I utilize cut and bulk phase trainings routines to accomplish my short term goals separately, all contributing to a longer ultimate vision of what I want to look like.
Exercising once in a while is not going to offer much by way of changes to your physique. You might as well not do anything if this is how you tackle fitness. Whatever you goal is, consistency is required as well as patience. Carrying out 3 to 5 workouts a week will assist in producing changes to physique. Developing this habit and commitment to physical activity takes time, especially for first timers in the world of fitness training. As long as you’re committed to a long term goal, you will see some periodic changes that will turn into some major noticeable changes.
I first start to see subtle changes after the first 4 weeks of consistent workouts. It’s usually my waist size that start to decrease and I can tell when I’m putting on my pants. Keep in mind that you may not notice any changes when you look in the mirror for a few more weeks so pay attention to how your clothes fit to track progress.

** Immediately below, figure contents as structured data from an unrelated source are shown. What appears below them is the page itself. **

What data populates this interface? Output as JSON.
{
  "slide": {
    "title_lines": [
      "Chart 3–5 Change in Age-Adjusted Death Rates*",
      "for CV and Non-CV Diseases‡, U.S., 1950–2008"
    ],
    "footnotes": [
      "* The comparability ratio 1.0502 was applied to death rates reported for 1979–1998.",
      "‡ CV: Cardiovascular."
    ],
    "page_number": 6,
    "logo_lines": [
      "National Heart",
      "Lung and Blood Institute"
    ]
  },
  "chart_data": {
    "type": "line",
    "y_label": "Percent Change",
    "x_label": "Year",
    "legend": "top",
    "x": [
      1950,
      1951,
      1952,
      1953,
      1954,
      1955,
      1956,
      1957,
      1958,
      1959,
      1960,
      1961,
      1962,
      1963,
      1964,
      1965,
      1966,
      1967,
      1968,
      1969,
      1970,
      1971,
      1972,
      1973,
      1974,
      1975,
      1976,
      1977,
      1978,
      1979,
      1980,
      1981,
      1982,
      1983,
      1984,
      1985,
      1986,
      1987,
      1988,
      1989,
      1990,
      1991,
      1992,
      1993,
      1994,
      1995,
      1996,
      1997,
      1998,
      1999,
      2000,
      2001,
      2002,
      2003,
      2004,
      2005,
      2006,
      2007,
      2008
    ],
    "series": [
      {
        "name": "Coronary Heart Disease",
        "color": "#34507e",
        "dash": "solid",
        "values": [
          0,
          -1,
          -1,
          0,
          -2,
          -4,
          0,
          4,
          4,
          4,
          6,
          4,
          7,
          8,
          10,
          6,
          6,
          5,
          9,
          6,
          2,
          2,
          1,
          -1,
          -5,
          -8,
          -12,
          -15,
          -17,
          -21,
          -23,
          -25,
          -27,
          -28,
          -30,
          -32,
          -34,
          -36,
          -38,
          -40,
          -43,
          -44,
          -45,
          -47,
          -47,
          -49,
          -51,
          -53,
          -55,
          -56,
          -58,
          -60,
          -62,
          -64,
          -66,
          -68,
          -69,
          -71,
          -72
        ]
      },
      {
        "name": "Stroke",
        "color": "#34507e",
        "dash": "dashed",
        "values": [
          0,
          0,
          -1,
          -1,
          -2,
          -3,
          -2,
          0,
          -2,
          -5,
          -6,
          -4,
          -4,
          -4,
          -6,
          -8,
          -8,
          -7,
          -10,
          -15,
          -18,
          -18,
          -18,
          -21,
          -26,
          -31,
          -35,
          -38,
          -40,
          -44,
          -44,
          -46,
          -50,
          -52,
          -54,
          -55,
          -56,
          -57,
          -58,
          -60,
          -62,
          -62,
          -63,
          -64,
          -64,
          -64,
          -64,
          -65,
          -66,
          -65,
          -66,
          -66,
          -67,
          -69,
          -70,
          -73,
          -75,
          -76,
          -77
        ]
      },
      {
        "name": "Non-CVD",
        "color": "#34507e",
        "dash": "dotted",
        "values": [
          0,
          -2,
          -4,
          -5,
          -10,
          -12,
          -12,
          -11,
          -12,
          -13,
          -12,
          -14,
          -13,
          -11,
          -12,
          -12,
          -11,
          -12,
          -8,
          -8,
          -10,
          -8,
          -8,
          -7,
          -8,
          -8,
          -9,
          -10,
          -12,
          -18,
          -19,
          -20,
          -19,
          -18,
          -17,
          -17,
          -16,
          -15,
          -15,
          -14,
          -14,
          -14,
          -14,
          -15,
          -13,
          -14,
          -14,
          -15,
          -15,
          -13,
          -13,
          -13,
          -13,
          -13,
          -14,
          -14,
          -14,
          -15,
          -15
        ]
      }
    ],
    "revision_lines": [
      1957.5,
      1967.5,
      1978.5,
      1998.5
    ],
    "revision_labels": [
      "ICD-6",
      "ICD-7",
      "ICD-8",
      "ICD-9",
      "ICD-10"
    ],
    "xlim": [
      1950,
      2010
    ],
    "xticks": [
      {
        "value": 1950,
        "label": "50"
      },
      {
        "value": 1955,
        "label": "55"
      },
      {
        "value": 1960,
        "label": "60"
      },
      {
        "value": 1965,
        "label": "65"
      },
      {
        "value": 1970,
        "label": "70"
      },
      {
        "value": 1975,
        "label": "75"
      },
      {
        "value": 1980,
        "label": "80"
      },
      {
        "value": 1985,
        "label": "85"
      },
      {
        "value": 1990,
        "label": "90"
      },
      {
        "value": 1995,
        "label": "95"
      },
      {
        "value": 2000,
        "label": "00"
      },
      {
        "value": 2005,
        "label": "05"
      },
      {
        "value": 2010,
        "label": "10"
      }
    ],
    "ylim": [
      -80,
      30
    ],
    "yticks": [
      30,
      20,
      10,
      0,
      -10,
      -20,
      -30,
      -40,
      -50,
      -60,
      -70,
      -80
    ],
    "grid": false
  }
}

Change your mindset for quicker results
One of the most important changes that needs to happen is within yourself. Your mindset plays a huge role in consistency and ultimately in taking advantage of each training day from the start. Like in other fields, a positive mindset will go along way and will keep you going when you’re body feels like giving up. Most people give up before they can see results or within the first 4 weeks or they’ll take longer to make a legitimate effort and thus delaying their progress. I always tell my clients during my interview phase that losing fat/gaining muscle is not easy and to lose any expectations of making quick muscle or fat loss gains. From my experience, you have to give it anywhere between 6-12 weeks minimum to see some noticeable changes. Therefore, one must truly trust the process from the get go and be disciplined enough to stick with it and motivate themselves towards their goals.